Le comité local de la résistance proposa tout naturellement à Auguste de devenir le maire de la cité. Il déclina cette offre dont Daniel, son aîné, rêvait depuis toujours et qu’il obtint selon le souhait du minotier. La guerre s’est achevée, Auguste a repris le chemin du moulin, de son jardin et de l’Étoile sportive d’Aoste qu’il présidait.

En 1949, un enfant de cinq ans, son neveu, est arrivé de Mexico avec sa mère pour tout bagage. Entre les poules et les lapins dans la cour, la découverte de la rivière avec ses truites et ses écrevisses, avant la chasse dans les marais avec le cousin Joseph, le suivi du Tour de France à Briançon avec Fonfon pour le troisième exploit de Louison Bobet, mon univers faisait un nid douillet. Très impressionné au début par cet homme secret et trop effacé à mon goût, j’ai appris à connaître Auguste au travers de l’histoire de la Résistance et du devoir de mémoire qu’il m’a enseigné sans jamais asséner des vérités toutes faites.

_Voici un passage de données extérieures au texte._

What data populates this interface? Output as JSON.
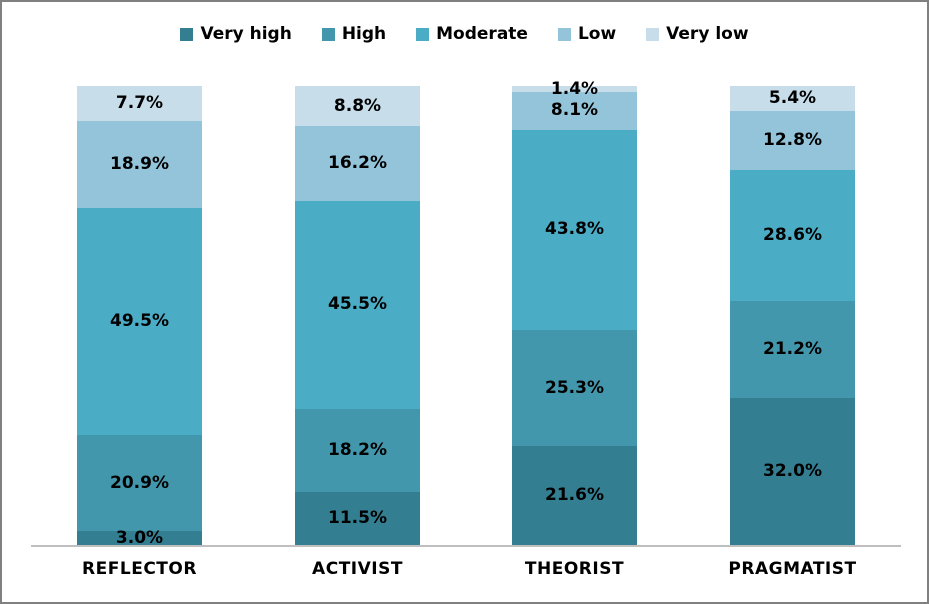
{
  "chart_data": {
    "type": "bar",
    "subtype": "stacked-100-percent",
    "orientation": "vertical",
    "title": "",
    "xlabel": "",
    "ylabel": "",
    "ylim": [
      0,
      100
    ],
    "grid": false,
    "legend_position": "top",
    "value_suffix": "%",
    "categories": [
      "REFLECTOR",
      "ACTIVIST",
      "THEORIST",
      "PRAGMATIST"
    ],
    "series": [
      {
        "name": "Very high",
        "color": "#347E92",
        "values": [
          3.0,
          11.5,
          21.6,
          32.0
        ],
        "display": [
          "3.0%",
          "11.5%",
          "21.6%",
          "32.0%"
        ]
      },
      {
        "name": "High",
        "color": "#4397AC",
        "values": [
          20.9,
          18.2,
          25.3,
          21.2
        ],
        "display": [
          "20.9%",
          "18.2%",
          "25.3%",
          "21.2%"
        ]
      },
      {
        "name": "Moderate",
        "color": "#4BACC6",
        "values": [
          49.5,
          45.5,
          43.8,
          28.6
        ],
        "display": [
          "49.5%",
          "45.5%",
          "43.8%",
          "28.6%"
        ]
      },
      {
        "name": "Low",
        "color": "#93C4D9",
        "values": [
          18.9,
          16.2,
          8.1,
          12.8
        ],
        "display": [
          "18.9%",
          "16.2%",
          "8.1%",
          "12.8%"
        ]
      },
      {
        "name": "Very low",
        "color": "#C7DEEA",
        "values": [
          7.7,
          8.8,
          1.4,
          5.4
        ],
        "display": [
          "7.7%",
          "8.8%",
          "1.4%",
          "5.4%"
        ]
      }
    ],
    "colors": {
      "frame_border": "#808080",
      "axis_line": "#BFBFBF",
      "label_text": "#000000",
      "background": "#FFFFFF"
    }
  }
}
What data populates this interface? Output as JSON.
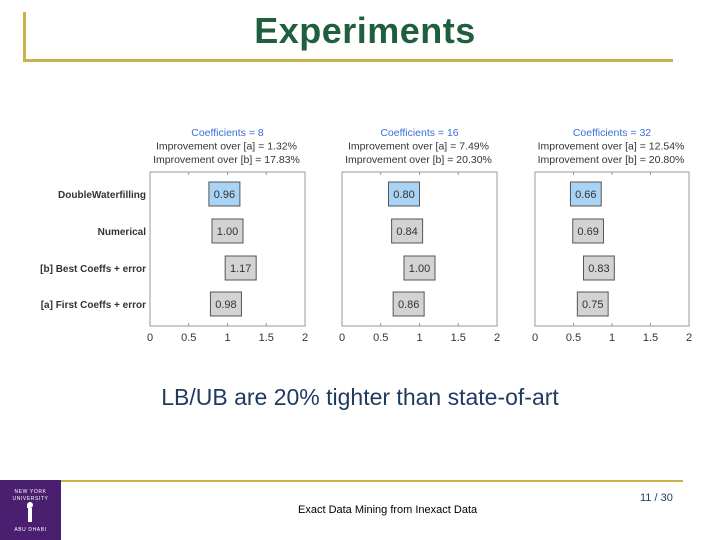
{
  "slide": {
    "title": "Experiments",
    "subtitle": "LB/UB are 20% tighter than state-of-art",
    "footer_text": "Exact Data Mining from Inexact Data",
    "page_number": "11 / 30",
    "logo": {
      "line1": "NEW YORK",
      "line2": "UNIVERSITY",
      "line3": "ABU DHABI"
    }
  },
  "colors": {
    "title": "#1f5f3f",
    "accent_rule": "#c9b24a",
    "highlight_bar": "#a9d3f5",
    "grey_bar": "#d3d3d3",
    "panel_header": "#3a6fd8",
    "logo_bg": "#4b1f6f"
  },
  "chart_data": [
    {
      "type": "bar",
      "orientation": "horizontal",
      "header": [
        "Coefficients = 8",
        "Improvement over [a] = 1.32%",
        "Improvement over [b] = 17.83%"
      ],
      "categories": [
        "DoubleWaterfilling",
        "Numerical",
        "[b] Best Coeffs + error",
        "[a] First Coeffs + error"
      ],
      "values": [
        0.96,
        1.0,
        1.17,
        0.98
      ],
      "labels": [
        "0.96",
        "1.00",
        "1.17",
        "0.98"
      ],
      "xlim": [
        0,
        2
      ],
      "xticks": [
        "0",
        "0.5",
        "1",
        "1.5",
        "2"
      ]
    },
    {
      "type": "bar",
      "orientation": "horizontal",
      "header": [
        "Coefficients = 16",
        "Improvement over [a] = 7.49%",
        "Improvement over [b] = 20.30%"
      ],
      "categories": [
        "DoubleWaterfilling",
        "Numerical",
        "[b] Best Coeffs + error",
        "[a] First Coeffs + error"
      ],
      "values": [
        0.8,
        0.84,
        1.0,
        0.86
      ],
      "labels": [
        "0.80",
        "0.84",
        "1.00",
        "0.86"
      ],
      "xlim": [
        0,
        2
      ],
      "xticks": [
        "0",
        "0.5",
        "1",
        "1.5",
        "2"
      ]
    },
    {
      "type": "bar",
      "orientation": "horizontal",
      "header": [
        "Coefficients = 32",
        "Improvement over [a] = 12.54%",
        "Improvement over [b] = 20.80%"
      ],
      "categories": [
        "DoubleWaterfilling",
        "Numerical",
        "[b] Best Coeffs + error",
        "[a] First Coeffs + error"
      ],
      "values": [
        0.66,
        0.69,
        0.83,
        0.75
      ],
      "labels": [
        "0.66",
        "0.69",
        "0.83",
        "0.75"
      ],
      "xlim": [
        0,
        2
      ],
      "xticks": [
        "0",
        "0.5",
        "1",
        "1.5",
        "2"
      ]
    }
  ]
}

Auguste m’a éduqué dans ce culte de la liberté et de la dignité quels qu’en soient les dangers. Ainsi chaque année il m’emmenait dans sa Citroën Traction 11 chevaux jusqu’à Saint-Didier, puis nous passions le Rhône sur le Pont de Cordon pour entrer dans les terres de l’Ain à quelques encablures, jusqu’à une maison oubliée sur le flanc d’un coteau : « Souviens-toi mon garçon, ici ont été accueillis des enfants juifs par Sabine et Miron Zlatin, dénoncés par des collabos. Il ne faudra jamais oublier, tu entends ! » Izieu n’était pas encore devenu le mémorial des enfants déportés par Klaus Barbie mais les paroles reçues dans l’enfance vous habitent à tout âge, comme celles de ce soir de 1953 où Auguste me demanda de faire ma prière quotidienne en hommage au « petit père des peuples » Joseph Staline ! « Car tu sais, si les Américains sont enfin arrivés pour nous libérer c’est parce que l’Armée rouge a résisté à Hitler et avancé en Europe, ne l’oublie jamais.  »

L’arrivée quelques années plus tard du général de Gaulle n’a pas réveillé les fantômes du passé et la réconciliation avec le peuple allemand a été vécue comme l’entrée dans une nouvelle ère symbolisée par l’alliance entre de Gaulle et Adenauer, alors chancelier de la République fédérale d’Allemagne. Mais les temps avaient changé et Auguste l’apprit un peu à ses dépens en 1968, avec un neveu improvisé « gaullo-gauchiste » selon l’heureuse formule de Maurice Clavel. N’est pas Auguste en sa cité le premier César venu, aurait dit un Gaulois au pays des Francs…

Alain Arvin-Bérod, philosophe et écrivain.